I suppose I will start by admitting that this is a review of the dubbed version of Batman Ninja. I am not an anime fan, so watching the movie with subtitles would have been a chore for me. For some, that may disqualify me altogether from reviewing this. That would be fair. I can only approach this from the standpoint of being a Batman fan, so that is the angle from which this review is written.

There. The qualifier is done.

Batman Ninja is the newest addition in the long line of DC Animated movies, this time from Warner Bros. proper and not from any of its subdivisions, such as Warner Premier. This movie will see a theatrical release in Japan, and I sincerely wish it all the success in the world there. The film was directed by Junpei Mizusaki, with Roger Craig Smith providing the dubbing for Batman, Tara Strong for Harley Quinn, Grey Griffin for Selina Kyle, and Tony Hale for the Joker.

When Gorilla Grodd’s time travelling experiment sends Batman, his allies—Nightwing, Red Robin, Robin, Alfred, Red Hood, and Catwoman—and his greatest foes—Joker, Harley Quinn, Two-Face, Penguin, and Deathstroke—back in time to feudal Japan, Batman must learn the ways of the ninja in order to return everyone back to Gotham. As the movie opens, the CG animation is striking. The movements look fluid and the action is more captivating than anything DC animation has put out in some time.

This quality in the visuals is almost constant throughout and the eyes never get bored watching the movie. The one strike against this is a baffling change in style about midway through the film that seemingly serves no storytelling purpose, but this alone does not sink this movie.
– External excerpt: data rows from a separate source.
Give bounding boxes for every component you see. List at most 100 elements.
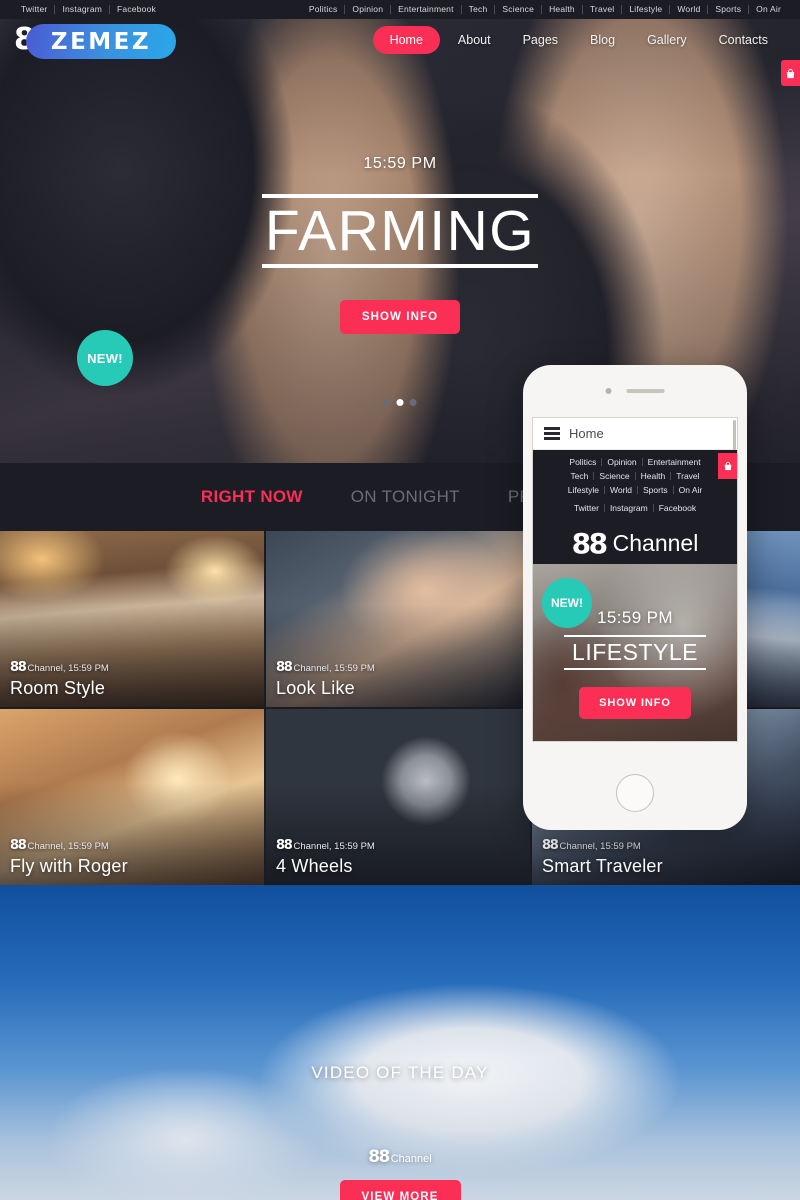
card-meta: 88 Channel, 15:59 PM — [10, 838, 109, 853]
nav-item-contacts[interactable]: Contacts — [705, 26, 782, 54]
phone-new-badge[interactable]: NEW! — [542, 578, 592, 628]
hero-title-frame: FARMING — [262, 194, 538, 268]
cart-icon[interactable] — [781, 60, 800, 86]
phone-nav-opinion[interactable]: Opinion — [602, 455, 641, 469]
nav-item-blog[interactable]: Blog — [576, 26, 629, 54]
topbar-cat-onair[interactable]: On Air — [749, 0, 788, 19]
topbar-social-facebook[interactable]: Facebook — [110, 0, 163, 19]
tab-right-now[interactable]: RIGHT NOW — [201, 487, 303, 507]
hero-show-info-button[interactable]: SHOW INFO — [339, 300, 461, 334]
card-meta: 88 Channel, 15:59 PM — [10, 660, 109, 675]
phone-cart-icon[interactable] — [718, 453, 737, 479]
card-meta-text: Channel, 15:59 PM — [559, 841, 641, 852]
phone-nav-onair[interactable]: On Air — [674, 483, 708, 497]
topbar-cat-science[interactable]: Science — [495, 0, 541, 19]
phone-nav-twitter[interactable]: Twitter — [569, 501, 604, 515]
burger-line — [544, 432, 560, 435]
topbar-cat-world[interactable]: World — [670, 0, 707, 19]
hero-dot-3[interactable] — [409, 399, 417, 406]
video-section-title: VIDEO OF THE DAY — [311, 1063, 489, 1082]
burger-line — [544, 437, 560, 440]
phone-speaker-group — [605, 388, 665, 394]
topbar-social-instagram[interactable]: Instagram — [55, 0, 109, 19]
hero-title: FARMING — [264, 199, 536, 263]
phone-mockup: Home Politics Opinion Entertainment Tech… — [523, 365, 747, 830]
phone-nav-travel[interactable]: Travel — [671, 469, 704, 483]
card-meta-text: Channel, 15:59 PM — [27, 663, 109, 674]
topbar-cat-politics[interactable]: Politics — [302, 0, 345, 19]
card-meta-text: Channel, 15:59 PM — [293, 663, 375, 674]
table-row[interactable]: 88 Channel, 15:59 PM Fly with Roger — [0, 709, 264, 885]
hero-dot-1[interactable] — [383, 399, 391, 406]
phone-nav-row-3: Lifestyle World Sports On Air — [533, 483, 737, 497]
speaker-grill-icon — [626, 389, 665, 393]
video-channel-logo: 88 Channel — [368, 1147, 431, 1167]
camera-icon — [605, 388, 612, 394]
table-row[interactable]: 88 Channel, 15:59 PM 4 Wheels — [266, 709, 530, 885]
phone-home-button[interactable] — [616, 774, 654, 812]
card-meta-text: Channel, 15:59 PM — [293, 841, 375, 852]
table-row[interactable]: 88 Channel, 15:59 PM Look Like — [266, 531, 530, 707]
card-logo-mark: 88 — [276, 660, 293, 675]
card-title: Smart Traveler — [542, 856, 663, 876]
phone-hero-time: 15:59 PM — [597, 608, 673, 627]
phone-nav-entertainment[interactable]: Entertainment — [643, 455, 706, 469]
phone-nav-facebook[interactable]: Facebook — [654, 501, 701, 515]
nav-item-home[interactable]: Home — [372, 26, 440, 54]
nav-item-about[interactable]: About — [444, 26, 505, 54]
hero-dot-2[interactable] — [396, 399, 404, 406]
phone-nav-row-1: Politics Opinion Entertainment — [533, 455, 737, 469]
hero-time: 15:59 PM — [363, 155, 437, 172]
phone-screen: Home Politics Opinion Entertainment Tech… — [532, 417, 738, 742]
hamburger-menu-icon[interactable] — [544, 427, 560, 440]
video-logo-mark: 88 — [368, 1147, 390, 1167]
phone-nav-world[interactable]: World — [605, 483, 637, 497]
card-meta: 88 Channel, 15:59 PM — [276, 838, 375, 853]
phone-nav-instagram[interactable]: Instagram — [605, 501, 653, 515]
view-more-button[interactable]: VIEW MORE — [339, 1180, 461, 1200]
phone-logo-mark: 88 — [571, 526, 608, 560]
phone-nav-row-social: Twitter Instagram Facebook — [533, 501, 737, 515]
card-meta-text: Channel, 15:59 PM — [27, 841, 109, 852]
new-badge[interactable]: NEW! — [77, 330, 133, 386]
topbar-cat-entertainment[interactable]: Entertainment — [391, 0, 461, 19]
phone-nav-health[interactable]: Health — [636, 469, 671, 483]
hero-slider-dots — [383, 399, 417, 406]
phone-nav-tech[interactable]: Tech — [565, 469, 593, 483]
main-navigation: Home About Pages Blog Gallery Contacts — [372, 26, 782, 54]
phone-show-info-button[interactable]: SHOW INFO — [579, 687, 691, 719]
topbar-cat-lifestyle[interactable]: Lifestyle — [622, 0, 669, 19]
phone-nav-politics[interactable]: Politics — [564, 455, 601, 469]
topbar-cat-opinion[interactable]: Opinion — [345, 0, 390, 19]
video-logo-word: Channel — [390, 1153, 432, 1165]
topbar-cat-sports[interactable]: Sports — [708, 0, 748, 19]
phone-hero-title: LIFESTYLE — [572, 639, 698, 665]
card-title: 4 Wheels — [276, 856, 353, 876]
table-row[interactable]: 88 Channel, 15:59 PM Room Style — [0, 531, 264, 707]
phone-nav-lifestyle[interactable]: Lifestyle — [563, 483, 604, 497]
topbar-cat-travel[interactable]: Travel — [583, 0, 622, 19]
phone-channel-logo: 88 Channel — [533, 522, 737, 564]
topbar-cat-tech[interactable]: Tech — [462, 0, 495, 19]
top-bar-social-links: Twitter Instagram Facebook — [14, 0, 163, 19]
nav-item-gallery[interactable]: Gallery — [633, 26, 701, 54]
card-meta: 88 Channel, 15:59 PM — [276, 660, 375, 675]
phone-nav-sports[interactable]: Sports — [638, 483, 673, 497]
phone-nav-science[interactable]: Science — [594, 469, 634, 483]
card-logo-mark: 88 — [10, 660, 27, 675]
nav-item-pages[interactable]: Pages — [509, 26, 572, 54]
topbar-cat-health[interactable]: Health — [542, 0, 582, 19]
card-logo-mark: 88 — [542, 838, 559, 853]
card-logo-mark: 88 — [276, 838, 293, 853]
phone-nav-row-2: Tech Science Health Travel — [533, 469, 737, 483]
phone-top-bar: Home — [533, 418, 737, 450]
cart-glyph — [786, 68, 795, 78]
card-title: Look Like — [276, 678, 355, 698]
video-content: VIDEO OF THE DAY 88 Channel VIEW MORE — [0, 885, 800, 1200]
top-bar-category-links: Politics Opinion Entertainment Tech Scie… — [302, 0, 788, 19]
tab-on-tonight[interactable]: ON TONIGHT — [351, 487, 460, 507]
video-of-the-day-section: VIDEO OF THE DAY 88 Channel VIEW MORE — [0, 885, 800, 1200]
zemez-label: ZEMEZ — [50, 28, 152, 55]
topbar-social-twitter[interactable]: Twitter — [14, 0, 54, 19]
phone-menu-label: Home — [569, 426, 604, 441]
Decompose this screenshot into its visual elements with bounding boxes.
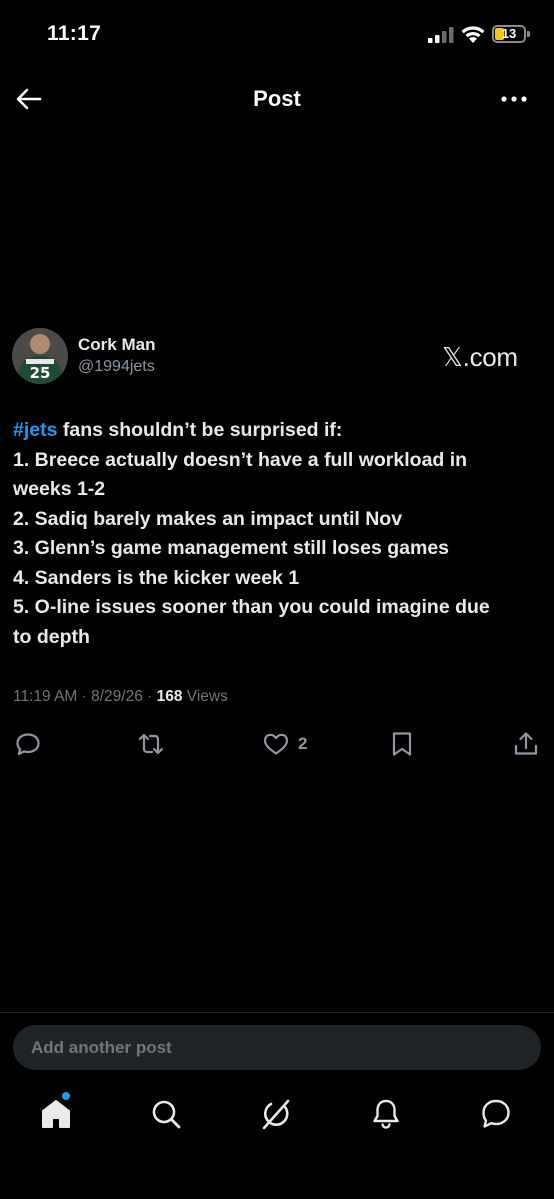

What keeps this movie from being great in my eyes is its over reliance on its own medium. The film sets itself up in ”our Gotham”, and then transports the familiar back in time to feudal Japan, but the rules of feudal Japan are not the rules of “our Gotham”—it exists very much by the rules of anime.

And this would be fine, if the movie set itself up as an anime first, set in an anime world. By trying to its cake and eat it, too, the film loses its punch. If fighting mechanical castles were necessary to the overall arc of the film, perhaps it would have been better to simply establish that the world that this Batman lives in is that kind of world, and not bother with the whole time travel ruse (It’s hard not to feel like Randall from Clerks, here. “I don’t appreciate your ruse, ma’am. Your cunning attempt to trick me).

What saves this movie for me is the characterization of Batman, which never feels false to the character, and the aesthetic. It is also incredibly refreshing to see a DC animated movie that doesn’t feel reliant on sophomoric sexual overtones that have become tiresome in recent entries. The characterization of the other characters, however—save, perhaps, Selina Kyle—is all over the map and not really as true as I would prefer.

Overall, I am lukewarm on Batman Ninja. This very well may be a great movie that simply wasn’t made for me. What I can say is that the film is absolutely gorgeous, and the marketing on just how good this film looks was not overstated. If you are a Batman fan or an anime fan, I would say that Batman Ninja is worth checking out. But if you are not as into anime as you are into Batman, then this may not be for you, either.